Wie kommt ein weißer Australier mittleren Alters dazu, eine Serie über die Wurzeln des Hip-Hop in New York Ende der 70er-Jahre zu drehen? "Diese Frage stellt mir jeder", lacht Baz Luhrmann, der sich vorrangig als "Kurator" von "The Get Down" sieht. Das 13-teilige Musikdrama ist das erste TV-Projekt des für seine opulente Bildsprache bekannten Regisseurs von "Moulin Rouge" und "The Great Gatsby".

Wenn die ersten sechs Folgen am 12. August weltweit auf der Streaming-Plattform Netflix verfügbar werden, ist sein "Baby", wie Luhrmann sagt, nach zehn Jahren Vorarbeit, Problemen und Budgetexplosionen endlich auf der Welt.

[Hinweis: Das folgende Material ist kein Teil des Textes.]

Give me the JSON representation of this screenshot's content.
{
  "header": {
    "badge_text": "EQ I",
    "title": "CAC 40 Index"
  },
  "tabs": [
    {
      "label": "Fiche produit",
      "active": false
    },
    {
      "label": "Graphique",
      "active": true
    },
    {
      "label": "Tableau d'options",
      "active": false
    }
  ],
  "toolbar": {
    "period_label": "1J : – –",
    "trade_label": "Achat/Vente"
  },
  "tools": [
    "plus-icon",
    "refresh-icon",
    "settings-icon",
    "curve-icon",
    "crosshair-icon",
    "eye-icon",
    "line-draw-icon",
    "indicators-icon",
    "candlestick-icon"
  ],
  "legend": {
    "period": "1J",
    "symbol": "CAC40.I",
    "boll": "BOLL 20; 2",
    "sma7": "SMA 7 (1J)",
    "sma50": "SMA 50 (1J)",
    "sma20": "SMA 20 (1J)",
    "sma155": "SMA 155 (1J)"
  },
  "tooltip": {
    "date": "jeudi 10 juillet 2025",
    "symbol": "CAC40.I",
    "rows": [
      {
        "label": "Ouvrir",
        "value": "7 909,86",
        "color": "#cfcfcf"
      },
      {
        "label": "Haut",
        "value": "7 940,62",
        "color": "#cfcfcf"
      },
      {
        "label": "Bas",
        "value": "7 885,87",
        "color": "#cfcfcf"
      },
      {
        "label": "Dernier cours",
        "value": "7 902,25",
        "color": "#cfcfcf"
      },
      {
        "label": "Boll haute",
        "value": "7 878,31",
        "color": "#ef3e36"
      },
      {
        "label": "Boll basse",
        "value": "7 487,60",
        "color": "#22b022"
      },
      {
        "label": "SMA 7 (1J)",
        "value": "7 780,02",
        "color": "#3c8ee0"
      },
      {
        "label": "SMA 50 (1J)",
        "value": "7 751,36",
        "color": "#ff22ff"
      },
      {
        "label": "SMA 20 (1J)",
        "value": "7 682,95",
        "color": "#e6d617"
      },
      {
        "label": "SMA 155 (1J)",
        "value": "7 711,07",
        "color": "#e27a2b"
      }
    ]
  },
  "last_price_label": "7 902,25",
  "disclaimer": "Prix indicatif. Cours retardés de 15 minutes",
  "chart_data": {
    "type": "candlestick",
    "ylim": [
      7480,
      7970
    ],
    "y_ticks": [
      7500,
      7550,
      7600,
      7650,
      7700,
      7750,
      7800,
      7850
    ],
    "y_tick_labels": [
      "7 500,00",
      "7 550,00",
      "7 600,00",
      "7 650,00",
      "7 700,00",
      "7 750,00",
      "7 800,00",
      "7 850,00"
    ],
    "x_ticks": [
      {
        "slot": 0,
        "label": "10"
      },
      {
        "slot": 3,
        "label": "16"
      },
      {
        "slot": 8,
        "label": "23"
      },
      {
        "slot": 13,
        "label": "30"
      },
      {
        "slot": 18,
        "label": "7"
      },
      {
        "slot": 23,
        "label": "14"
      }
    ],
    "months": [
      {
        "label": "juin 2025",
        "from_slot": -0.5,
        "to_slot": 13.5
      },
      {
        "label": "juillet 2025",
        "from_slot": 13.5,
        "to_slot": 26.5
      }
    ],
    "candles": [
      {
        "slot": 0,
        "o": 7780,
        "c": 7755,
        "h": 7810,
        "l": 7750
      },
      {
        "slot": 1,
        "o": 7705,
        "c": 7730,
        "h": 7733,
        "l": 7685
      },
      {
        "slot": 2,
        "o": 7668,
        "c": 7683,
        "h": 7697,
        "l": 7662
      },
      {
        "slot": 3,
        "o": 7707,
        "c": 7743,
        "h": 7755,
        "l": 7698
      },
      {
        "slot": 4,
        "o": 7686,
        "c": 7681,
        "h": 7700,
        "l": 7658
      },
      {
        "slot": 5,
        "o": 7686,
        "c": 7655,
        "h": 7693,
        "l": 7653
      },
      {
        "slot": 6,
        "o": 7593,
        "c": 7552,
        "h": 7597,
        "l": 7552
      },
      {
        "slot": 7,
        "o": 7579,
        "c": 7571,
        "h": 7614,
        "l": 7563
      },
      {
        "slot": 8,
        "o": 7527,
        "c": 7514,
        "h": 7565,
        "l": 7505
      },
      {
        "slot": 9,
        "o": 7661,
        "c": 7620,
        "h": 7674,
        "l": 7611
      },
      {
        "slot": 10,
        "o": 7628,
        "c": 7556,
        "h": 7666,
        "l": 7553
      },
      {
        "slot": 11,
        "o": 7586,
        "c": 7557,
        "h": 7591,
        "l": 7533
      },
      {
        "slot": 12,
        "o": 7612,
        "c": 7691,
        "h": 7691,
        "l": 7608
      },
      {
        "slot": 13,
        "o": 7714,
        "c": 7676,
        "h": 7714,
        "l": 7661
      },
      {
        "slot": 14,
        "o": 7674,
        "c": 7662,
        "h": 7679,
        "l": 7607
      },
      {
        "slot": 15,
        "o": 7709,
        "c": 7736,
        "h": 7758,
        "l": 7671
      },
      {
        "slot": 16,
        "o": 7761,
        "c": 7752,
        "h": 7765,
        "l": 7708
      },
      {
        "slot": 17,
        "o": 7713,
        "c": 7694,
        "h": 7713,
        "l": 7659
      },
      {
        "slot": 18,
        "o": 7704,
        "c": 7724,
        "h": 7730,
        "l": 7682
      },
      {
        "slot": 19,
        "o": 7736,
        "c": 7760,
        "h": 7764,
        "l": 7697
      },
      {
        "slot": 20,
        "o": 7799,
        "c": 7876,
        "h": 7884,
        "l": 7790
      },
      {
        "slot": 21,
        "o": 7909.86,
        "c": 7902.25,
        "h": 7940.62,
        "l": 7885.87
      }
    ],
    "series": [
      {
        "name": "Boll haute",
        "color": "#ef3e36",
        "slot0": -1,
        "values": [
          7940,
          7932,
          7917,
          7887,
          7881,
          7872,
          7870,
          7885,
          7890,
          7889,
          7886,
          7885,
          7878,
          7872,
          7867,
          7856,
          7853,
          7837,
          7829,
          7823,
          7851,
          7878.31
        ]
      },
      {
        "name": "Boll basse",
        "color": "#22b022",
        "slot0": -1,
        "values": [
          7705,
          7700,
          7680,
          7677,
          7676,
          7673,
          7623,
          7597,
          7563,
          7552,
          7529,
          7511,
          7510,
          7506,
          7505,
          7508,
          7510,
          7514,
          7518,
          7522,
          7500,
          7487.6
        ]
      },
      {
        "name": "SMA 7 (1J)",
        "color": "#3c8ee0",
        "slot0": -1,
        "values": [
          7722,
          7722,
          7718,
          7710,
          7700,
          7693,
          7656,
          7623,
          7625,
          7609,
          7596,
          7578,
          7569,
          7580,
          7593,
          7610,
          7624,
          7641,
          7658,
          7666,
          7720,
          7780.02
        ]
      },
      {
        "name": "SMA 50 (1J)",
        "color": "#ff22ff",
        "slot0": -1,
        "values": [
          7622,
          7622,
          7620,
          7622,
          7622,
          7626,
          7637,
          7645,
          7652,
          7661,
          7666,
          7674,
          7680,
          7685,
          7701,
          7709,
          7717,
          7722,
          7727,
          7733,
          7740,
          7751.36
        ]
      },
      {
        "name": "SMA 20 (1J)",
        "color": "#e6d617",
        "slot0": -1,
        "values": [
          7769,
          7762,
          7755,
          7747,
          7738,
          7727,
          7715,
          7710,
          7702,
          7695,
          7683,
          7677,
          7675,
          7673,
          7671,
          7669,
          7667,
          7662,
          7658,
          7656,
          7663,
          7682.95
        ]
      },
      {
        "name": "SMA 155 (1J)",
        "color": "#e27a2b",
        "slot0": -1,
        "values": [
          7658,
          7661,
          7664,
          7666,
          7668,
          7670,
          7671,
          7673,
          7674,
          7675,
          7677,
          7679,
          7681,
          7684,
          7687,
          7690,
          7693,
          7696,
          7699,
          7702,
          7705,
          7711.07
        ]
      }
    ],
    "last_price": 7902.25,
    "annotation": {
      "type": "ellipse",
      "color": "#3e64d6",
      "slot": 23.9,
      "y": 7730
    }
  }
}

1977 im von Armut, Bankrott und Gewalt, aber auch einer kreativen, pulsierenden Musikszene geprägten New Yorker Stadtviertel South Bronx angesiedelt, erzählt "The Get Down" von einer Gruppe Jugendlicher, die ganz für Hip-Hop, Disco, Punk und Tanz leben. Am Anfang stand eine Frage, erzählt Luhrmann Medienvertretern in London: "Wie konnte all diese Kreativität in einer Zeit und einer Umgebung erwachen, die so am Boden war, so abgelenkt, vergessen, pleite?"

Der 53-Jährige suchte eine Antwort - und stieß auf Grandmaster Flash, der ab 1976 jene DJ-Techniken entwickelte, die heute als Grundstein des Hip-Hop gelten. "Die Periode, die wir heute als Gründungszeit des Hip-Hop begreifen, ist es gar nicht", erläutert Luhrmann. "Grandmaster sagt: 'Die 80er sind der Kuchen, die 70er sind das Rezept.'" In einer "Welt des Nichts" hätten junge Talente wie Flash "wie Wissenschafter" aus bestehenden Musikstücken neue Werke geschaffen. "Und der Unterschied zur heutigen Hip-Hop-Branche ist: Sie taten das ohne die Erwartung auf großes Geld."

Luhrmann wurde zunehmend in diese Welt hineingezogen, war "Tourist auf Grandmasters Tour durch die Bronx", erinnert sich der New-York-Fan, der eingangs unsicher war, wie er die Geschichte erzählen sollte. "Denn ich wusste: Es ist nicht meine Geschichte." So übernahm der Australier die Rolle des großen "Kurators", der als ausführender Produzent mit bekanntem Namen die Finanzierung sichert, und Pioniere wie u.a. Grandmaster Flash, DJ Kool Herc, heutige Hip-Hop-Größen wie Nas und Fachleute wie Nelson George in Form einer "großen Kollaboration" an Bord holte.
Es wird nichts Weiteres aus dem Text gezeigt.